HABER 41 | Kocaeli Güncel Son Dakika Haberler

Balıkesir'de toplu açılış töreni

Siyaset

- Cumhurbaşkanı Erdoğan: (2) "Ey Kılıçdaroğlu, ben milletime çağrımı yaptım. Nasıl benim bütün halkım o meydanlara dolduysa, sen de madem Yeşilköy'e indin, niye oradan ayrıldın, vatandaşlarımla beraber olmadın?" - "Bak, ben geldim, ertesi gün öğleye kadar vatandaşlarımla birlikte orada oldum. Hani sen diyordun ki 'bir darbe olursa ilk önce ben çıkarım tankın üzerine'. Ne oldu? Senin hayatın yalan, yalan, yalan" - "Sandıktan çok güçlü bir evet çıkacağı netleştikçe anamuhalefet partisinin de muvazeneyi yitirdiğini görüyoruz. Artık ağızlarından çıkanı kulakları duymuyor. İçlerinde yıllardır biriktirdikleri ne kadar kin, nefret varsa hepsini birden ortaya koyuyorlar. Millete karşı bilinç altında besledikleri bütün hınç ve kibri ifşa ediyorlar" - "Siyasetçi dediğin adam sorumluluk sahibidir. Hatalarından ders çıkarır. Her eline tutuşturulanı belge zannedersen daha sözünü bitirmeden mahçup olursun. İşte, bakınız bu zat, daha önce onlarca kez böyle elinde kağıtla çıktı, konuştu. İnsanlara iftira attı. Sonunda ne oldu peki? Söylediği her şey yalan çıktı"

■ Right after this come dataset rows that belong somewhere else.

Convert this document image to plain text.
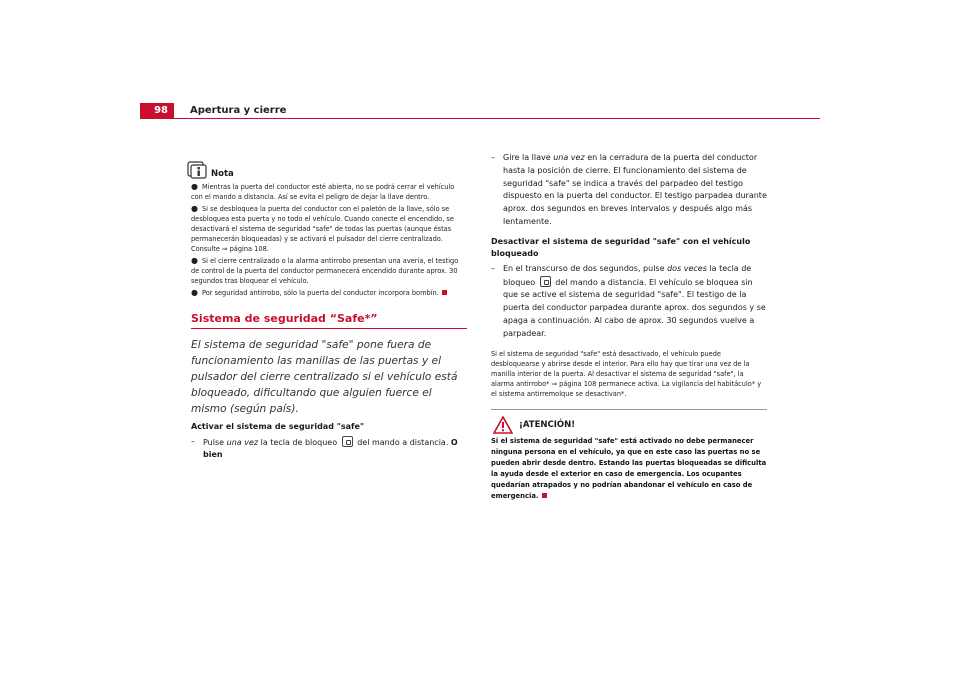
98	Apertura y cierre
Nota

● Mientras la puerta del conductor esté abierta, no se podrá cerrar el vehículo con el mando a distancia. Así se evita el peligro de dejar la llave dentro.

● Si se desbloquea la puerta del conductor con el paletón de la llave, sólo se desbloquea esta puerta y no todo el vehículo. Cuando conecte el encendido, se desactivará el sistema de seguridad "safe" de todas las puertas (aunque éstas permanecerán bloqueadas) y se activará el pulsador del cierre centralizado. Consulte ⇒ página 108.

● Si el cierre centralizado o la alarma antirrobo presentan una avería, el testigo de control de la puerta del conductor permanecerá encendido durante aprox. 30 segundos tras bloquear el vehículo.

● Por seguridad antirrobo, sólo la puerta del conductor incorpora bombín.

Sistema de seguridad “Safe*”

El sistema de seguridad "safe" pone fuera de funcionamiento las manillas de las puertas y el pulsador del cierre centralizado si el vehículo está bloqueado, dificultando que alguien fuerce el mismo (según país).

Activar el sistema de seguridad "safe"

–	Pulse una vez la tecla de bloqueo	del mando a distancia. O bien
–	Gire la llave una vez en la cerradura de la puerta del conductor hasta la posición de cierre. El funcionamiento del sistema de seguridad "safe" se indica a través del parpadeo del testigo dispuesto en la puerta del conductor. El testigo parpadea durante aprox. dos segundos en breves intervalos y después algo más lentamente.

Desactivar el sistema de seguridad "safe" con el vehículo bloqueado

–	En el transcurso de dos segundos, pulse dos veces la tecla de bloqueo	del mando a distancia. El vehículo se bloquea sin que se active el sistema de seguridad "safe". El testigo de la puerta del conductor parpadea durante aprox. dos segundos y se apaga a continuación. Al cabo de aprox. 30 segundos vuelve a parpadear.

Si el sistema de seguridad "safe" está desactivado, el vehículo puede desbloquearse y abrirse desde el interior. Para ello hay que tirar una vez de la manilla interior de la puerta. Al desactivar el sistema de seguridad "safe", la alarma antirrobo* ⇒ página 108 permanece activa. La vigilancia del habitáculo* y el sistema antirremolque se desactivan*.

¡ATENCIÓN!

Si el sistema de seguridad "safe" está activado no debe permanecer ninguna persona en el vehículo, ya que en este caso las puertas no se pueden abrir desde dentro. Estando las puertas bloqueadas se dificulta la ayuda desde el exterior en caso de emergencia. Los ocupantes quedarían atrapados y no podrían abandonar el vehículo en caso de emergencia.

Cumhurbaşkanı Recep Tayyip Erdoğan, FETÖ'nün darbe girişiminde bulunduğu 15 Temmuz günüyle ilgili, "Ey Kılıçdaroğlu, ben milletime çağrımı yaptım. Nasıl benim bütün halkım o meydanlara dolduysa, sen de madem ki Yeşilköy'e indin, niye oradan ayrıldın, gittin de oradaki vatandaşlarımla beraber olmadın? Bak, ben geldim, ertesi gün öğleye kadar vatandaşlarımla birlikte orada oldum. Hani sen diyordun ki 'bir darbe olursa ilk önce ben çıkarım tankın üzerine'. Ne oldu? Senin hayatın yalan, yalan, yalan." dedi.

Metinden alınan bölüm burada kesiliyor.